I don't know if its useful to advertise this anywhere. then people may actually rely on it and its not only minimizing ip leakage. there will always be bugs so I think something like using Tor is the only safe option.

afontenot commented 1 year ago

Is there a reference for this anywhere? A list of Mastodon security principles? Some reasoning behind this position? A thread model? I've failed to find an official position anywhere.

I'm basing this mostly off comments by Mastodon members and employees and other high profile contributors. I agree that it may not rise to an official position, but the effect is very obvious if you use privacy protecting browser plugins like uMatrix. On Mastodon instances, in contrast to virtually every other site on the Internet, you never see connections to third party servers without signalling the intent to do so. I think that's reflective of the attitude Mastodon contributors have on the subject. Quotes:

It would definitely not be safe, secure, privacy-preserving, or promote a robust, standards-based version of interoperability to directly assume every remote server implements the Mastodon API and then make requests directly to them to expose the user's IP address. If we did choose to implement this, we would need to proxy the request through the local instance server to hide the user's IP, and then have the local instance server transform the ActivityPub-formatted payload into a standard REST format.

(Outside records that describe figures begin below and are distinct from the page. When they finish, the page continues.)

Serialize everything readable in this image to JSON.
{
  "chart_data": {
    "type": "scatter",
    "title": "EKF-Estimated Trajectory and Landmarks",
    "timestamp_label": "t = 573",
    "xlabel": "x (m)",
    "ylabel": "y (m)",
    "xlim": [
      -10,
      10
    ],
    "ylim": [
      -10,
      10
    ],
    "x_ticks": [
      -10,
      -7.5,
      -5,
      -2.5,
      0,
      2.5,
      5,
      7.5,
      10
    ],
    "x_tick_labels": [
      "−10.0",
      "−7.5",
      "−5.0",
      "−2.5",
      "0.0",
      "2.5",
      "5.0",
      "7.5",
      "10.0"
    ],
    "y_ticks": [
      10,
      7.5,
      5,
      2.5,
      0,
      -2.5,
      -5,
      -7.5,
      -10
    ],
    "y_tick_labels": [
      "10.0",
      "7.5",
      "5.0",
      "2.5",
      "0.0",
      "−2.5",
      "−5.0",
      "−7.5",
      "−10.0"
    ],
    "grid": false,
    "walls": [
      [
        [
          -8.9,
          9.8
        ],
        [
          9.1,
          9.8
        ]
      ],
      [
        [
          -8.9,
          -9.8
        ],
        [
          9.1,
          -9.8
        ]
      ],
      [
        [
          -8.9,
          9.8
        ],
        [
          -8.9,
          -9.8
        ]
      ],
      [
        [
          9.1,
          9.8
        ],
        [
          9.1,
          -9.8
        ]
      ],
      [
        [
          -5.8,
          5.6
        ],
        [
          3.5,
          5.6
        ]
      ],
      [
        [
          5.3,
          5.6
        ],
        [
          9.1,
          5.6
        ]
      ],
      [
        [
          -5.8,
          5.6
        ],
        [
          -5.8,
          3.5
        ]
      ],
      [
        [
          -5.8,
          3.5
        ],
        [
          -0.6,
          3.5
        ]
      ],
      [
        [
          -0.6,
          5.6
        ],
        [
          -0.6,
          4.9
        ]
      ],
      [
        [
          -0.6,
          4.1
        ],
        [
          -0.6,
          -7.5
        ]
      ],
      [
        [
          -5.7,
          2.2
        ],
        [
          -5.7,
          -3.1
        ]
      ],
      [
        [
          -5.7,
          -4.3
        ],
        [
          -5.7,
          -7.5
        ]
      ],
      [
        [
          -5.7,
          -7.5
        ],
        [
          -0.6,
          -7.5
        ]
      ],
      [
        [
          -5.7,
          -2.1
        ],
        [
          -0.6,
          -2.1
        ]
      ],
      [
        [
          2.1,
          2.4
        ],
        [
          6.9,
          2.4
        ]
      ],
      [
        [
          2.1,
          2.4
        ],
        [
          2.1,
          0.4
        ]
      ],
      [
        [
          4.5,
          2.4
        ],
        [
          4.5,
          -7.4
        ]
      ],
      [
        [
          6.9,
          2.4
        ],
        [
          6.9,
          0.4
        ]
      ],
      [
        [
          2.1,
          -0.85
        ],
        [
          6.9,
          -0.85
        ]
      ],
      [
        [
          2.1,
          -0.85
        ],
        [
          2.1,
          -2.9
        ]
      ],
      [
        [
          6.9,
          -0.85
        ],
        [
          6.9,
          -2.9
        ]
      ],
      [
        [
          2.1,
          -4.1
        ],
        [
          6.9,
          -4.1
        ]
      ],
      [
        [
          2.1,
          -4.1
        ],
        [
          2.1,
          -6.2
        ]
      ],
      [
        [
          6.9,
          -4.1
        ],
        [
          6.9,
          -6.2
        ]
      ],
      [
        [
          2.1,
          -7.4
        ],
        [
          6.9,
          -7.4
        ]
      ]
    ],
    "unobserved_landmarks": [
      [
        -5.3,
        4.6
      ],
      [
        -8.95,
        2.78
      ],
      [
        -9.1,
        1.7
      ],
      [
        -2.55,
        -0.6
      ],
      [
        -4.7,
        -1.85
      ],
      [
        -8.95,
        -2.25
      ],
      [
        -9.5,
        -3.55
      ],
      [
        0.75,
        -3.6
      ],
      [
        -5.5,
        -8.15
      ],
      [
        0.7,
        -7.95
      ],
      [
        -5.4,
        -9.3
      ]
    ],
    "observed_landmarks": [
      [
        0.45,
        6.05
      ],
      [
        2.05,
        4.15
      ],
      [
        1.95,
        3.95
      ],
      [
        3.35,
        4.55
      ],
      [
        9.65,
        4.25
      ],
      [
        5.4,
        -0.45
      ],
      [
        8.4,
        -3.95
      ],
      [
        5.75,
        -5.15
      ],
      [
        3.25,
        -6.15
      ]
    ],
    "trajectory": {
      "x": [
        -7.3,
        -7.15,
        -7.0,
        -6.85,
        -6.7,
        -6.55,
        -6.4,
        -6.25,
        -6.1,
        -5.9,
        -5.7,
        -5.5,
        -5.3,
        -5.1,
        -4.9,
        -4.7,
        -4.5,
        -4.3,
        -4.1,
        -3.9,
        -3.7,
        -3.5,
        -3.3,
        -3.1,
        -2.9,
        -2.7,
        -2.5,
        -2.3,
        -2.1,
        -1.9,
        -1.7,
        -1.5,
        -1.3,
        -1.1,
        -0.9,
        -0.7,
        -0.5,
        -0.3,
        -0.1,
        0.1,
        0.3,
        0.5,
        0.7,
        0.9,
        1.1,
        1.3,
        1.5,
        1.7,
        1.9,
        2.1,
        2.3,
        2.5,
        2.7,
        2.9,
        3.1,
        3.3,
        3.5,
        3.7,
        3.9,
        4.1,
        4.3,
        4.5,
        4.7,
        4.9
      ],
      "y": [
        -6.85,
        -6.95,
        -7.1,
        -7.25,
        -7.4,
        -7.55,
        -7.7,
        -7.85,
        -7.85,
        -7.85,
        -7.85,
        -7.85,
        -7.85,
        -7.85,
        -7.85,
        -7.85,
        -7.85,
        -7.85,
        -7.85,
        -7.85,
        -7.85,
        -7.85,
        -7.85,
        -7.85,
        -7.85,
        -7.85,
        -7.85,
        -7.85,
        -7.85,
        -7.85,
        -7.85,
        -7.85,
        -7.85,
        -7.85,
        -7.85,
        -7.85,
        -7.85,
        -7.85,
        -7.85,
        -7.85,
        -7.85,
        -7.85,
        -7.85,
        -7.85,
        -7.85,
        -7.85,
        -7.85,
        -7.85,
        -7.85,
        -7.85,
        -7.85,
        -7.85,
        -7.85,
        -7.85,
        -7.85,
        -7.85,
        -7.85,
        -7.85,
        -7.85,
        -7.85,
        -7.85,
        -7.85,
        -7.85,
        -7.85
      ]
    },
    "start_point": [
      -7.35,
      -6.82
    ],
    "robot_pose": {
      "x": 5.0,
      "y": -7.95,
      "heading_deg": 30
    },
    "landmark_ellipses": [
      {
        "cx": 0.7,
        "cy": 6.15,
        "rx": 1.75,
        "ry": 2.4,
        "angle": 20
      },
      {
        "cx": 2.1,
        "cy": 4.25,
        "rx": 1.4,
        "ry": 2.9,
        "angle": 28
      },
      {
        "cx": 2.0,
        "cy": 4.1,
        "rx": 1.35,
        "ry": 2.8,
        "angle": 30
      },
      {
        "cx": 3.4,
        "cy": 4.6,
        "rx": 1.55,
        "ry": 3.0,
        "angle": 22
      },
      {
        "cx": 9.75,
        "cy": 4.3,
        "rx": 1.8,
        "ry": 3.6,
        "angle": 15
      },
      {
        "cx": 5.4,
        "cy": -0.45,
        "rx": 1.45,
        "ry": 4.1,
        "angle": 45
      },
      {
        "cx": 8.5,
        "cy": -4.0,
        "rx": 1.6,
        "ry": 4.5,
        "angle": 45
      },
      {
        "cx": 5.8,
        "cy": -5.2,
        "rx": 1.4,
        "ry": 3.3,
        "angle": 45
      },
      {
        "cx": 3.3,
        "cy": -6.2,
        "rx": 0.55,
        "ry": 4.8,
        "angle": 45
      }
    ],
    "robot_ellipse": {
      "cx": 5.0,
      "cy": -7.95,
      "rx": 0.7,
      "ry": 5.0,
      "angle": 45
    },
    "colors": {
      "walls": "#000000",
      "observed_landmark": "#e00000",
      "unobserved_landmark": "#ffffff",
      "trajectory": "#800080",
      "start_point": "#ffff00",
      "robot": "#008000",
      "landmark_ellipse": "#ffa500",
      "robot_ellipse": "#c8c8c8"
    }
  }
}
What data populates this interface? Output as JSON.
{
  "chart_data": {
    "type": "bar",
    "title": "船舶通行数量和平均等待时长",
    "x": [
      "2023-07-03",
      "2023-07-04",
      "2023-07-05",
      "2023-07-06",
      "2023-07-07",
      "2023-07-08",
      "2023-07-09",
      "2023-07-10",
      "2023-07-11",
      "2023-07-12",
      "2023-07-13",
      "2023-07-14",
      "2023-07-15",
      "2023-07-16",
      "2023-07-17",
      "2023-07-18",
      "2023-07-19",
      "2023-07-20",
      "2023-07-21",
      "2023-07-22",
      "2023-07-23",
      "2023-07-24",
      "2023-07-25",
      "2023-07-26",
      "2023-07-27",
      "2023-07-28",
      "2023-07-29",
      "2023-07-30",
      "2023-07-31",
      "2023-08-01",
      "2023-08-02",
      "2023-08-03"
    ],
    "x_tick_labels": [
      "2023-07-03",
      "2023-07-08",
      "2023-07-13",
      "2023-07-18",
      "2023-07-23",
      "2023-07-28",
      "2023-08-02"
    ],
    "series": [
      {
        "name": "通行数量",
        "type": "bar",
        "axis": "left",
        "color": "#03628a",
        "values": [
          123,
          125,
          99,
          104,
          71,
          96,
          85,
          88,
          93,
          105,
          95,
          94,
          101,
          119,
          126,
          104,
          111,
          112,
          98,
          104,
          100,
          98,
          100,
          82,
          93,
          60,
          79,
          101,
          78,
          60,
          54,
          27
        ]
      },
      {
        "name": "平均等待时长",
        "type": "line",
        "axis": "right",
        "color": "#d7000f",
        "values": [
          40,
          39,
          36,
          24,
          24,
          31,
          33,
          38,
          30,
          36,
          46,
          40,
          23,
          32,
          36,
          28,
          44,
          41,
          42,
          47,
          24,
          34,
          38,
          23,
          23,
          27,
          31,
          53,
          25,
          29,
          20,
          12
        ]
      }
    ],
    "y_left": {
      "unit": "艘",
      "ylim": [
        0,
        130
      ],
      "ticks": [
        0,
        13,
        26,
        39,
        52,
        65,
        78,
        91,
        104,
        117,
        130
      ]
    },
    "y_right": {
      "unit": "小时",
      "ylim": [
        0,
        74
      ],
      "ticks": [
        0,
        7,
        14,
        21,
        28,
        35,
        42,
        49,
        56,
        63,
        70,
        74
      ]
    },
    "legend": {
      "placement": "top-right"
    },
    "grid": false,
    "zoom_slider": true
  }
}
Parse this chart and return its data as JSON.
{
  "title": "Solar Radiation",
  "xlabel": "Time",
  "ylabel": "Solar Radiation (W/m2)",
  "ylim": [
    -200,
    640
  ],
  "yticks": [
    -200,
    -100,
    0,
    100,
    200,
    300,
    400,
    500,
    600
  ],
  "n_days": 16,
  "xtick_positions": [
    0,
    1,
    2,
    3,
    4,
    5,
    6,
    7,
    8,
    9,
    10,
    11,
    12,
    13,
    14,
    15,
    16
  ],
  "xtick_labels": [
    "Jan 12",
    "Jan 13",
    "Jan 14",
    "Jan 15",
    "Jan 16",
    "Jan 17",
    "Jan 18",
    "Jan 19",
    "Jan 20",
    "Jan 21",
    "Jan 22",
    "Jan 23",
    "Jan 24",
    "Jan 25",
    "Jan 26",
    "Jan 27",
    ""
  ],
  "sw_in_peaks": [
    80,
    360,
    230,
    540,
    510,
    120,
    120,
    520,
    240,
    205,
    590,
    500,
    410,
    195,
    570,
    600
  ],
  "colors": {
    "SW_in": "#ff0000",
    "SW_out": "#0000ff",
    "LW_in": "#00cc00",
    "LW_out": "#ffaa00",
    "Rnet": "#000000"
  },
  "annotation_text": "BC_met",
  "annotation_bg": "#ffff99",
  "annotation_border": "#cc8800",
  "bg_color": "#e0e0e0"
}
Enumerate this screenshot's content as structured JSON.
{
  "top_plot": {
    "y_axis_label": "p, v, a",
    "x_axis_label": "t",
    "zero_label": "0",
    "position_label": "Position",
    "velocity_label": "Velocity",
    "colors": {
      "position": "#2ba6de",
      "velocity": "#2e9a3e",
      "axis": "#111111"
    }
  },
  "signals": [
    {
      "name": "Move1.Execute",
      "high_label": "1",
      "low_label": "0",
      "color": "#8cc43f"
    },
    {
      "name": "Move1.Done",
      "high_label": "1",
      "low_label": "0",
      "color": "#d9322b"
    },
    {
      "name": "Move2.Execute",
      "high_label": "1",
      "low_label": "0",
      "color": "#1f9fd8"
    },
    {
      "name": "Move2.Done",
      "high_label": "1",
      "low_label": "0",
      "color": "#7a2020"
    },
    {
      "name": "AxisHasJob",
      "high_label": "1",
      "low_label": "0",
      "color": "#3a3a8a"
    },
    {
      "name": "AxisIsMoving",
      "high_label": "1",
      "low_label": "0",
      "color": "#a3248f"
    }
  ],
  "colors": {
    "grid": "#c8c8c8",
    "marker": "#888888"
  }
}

Source: https://github.com/mastodon/mastodon/issues/20529#issuecomment-1312589717

Hotlinking would be a privacy risk

Source: https://github.com/mastodon/mastodon/issues/18237#issuecomment-1114418903

as an end-user, when using Mastodon, you don't ever load anything that is not explicitly approved by the instance admin (except for embedded previews, but they are behind a click-through)

Source: https://github.com/mastodon/mastodon/issues/14349#issuecomment-660487529


Especially since the Federation model already places high levels of trust in remote servers, are users really being put at more risk when they leak their IPs to a remote instance?

Does it really? I see the federation model as an attempt to strictly limit the extent to which instances have to trust each other, and Mastodon's attempt to protect user privacy builds on that. What's an example you have in mind?


there will always be bugs so I think something like using Tor is the only safe option.

Advertising this as a blanket feature of Mastodon would be a bad idea, to be sure. Tor is appropriate for anyone who needs to keep their IP concealed no matter what, especially if they need privacy from their own instance admin. This is more about having a consistent attitude towards a best practice, and providing users with some insight into why Mastodon is making the decisions it makes. For example, knowing why I have to click to see embedded media, or why I can't see the full list of followers for a remote account. You can explain that without giving the (false) impression that Mastodon will keep your activity 100% private.

SamStephens commented 1 year ago

@afontenot

I'm basing this mostly off comments by Mastodon members and employees and other high profile contributors. I agree that it may not rise to an official position

My thinking here is that we'd all be better off if it was an official position. Understanding the principles, reasoning and motivation behind Mastodon's privacy and security posture helps us as users to understand the consequences of using the application, and it helps us as contributors to ensure our suggestions for bug fixes, features, and implementations align with said posture.

Especially since the Federation model already places high levels of trust in remote servers, are users really being put at more risk when they leak their IPs to a remote instance? Does it really? I see the federation model as an attempt to strictly limit the extent to which instances have to trust each other, and Mastodon's attempt to protect user privacy builds on that. What's an example you have in mind?

My thinking is that we completely trust remote instances in terms of content they control; we place complete trust in them to be honest about who their users are and what they do.

This is why I like the idea of an official position. Because that's how we understand what kinds of privacy goals Mastodon considers important, why we trust remote servers in some ways, but not others.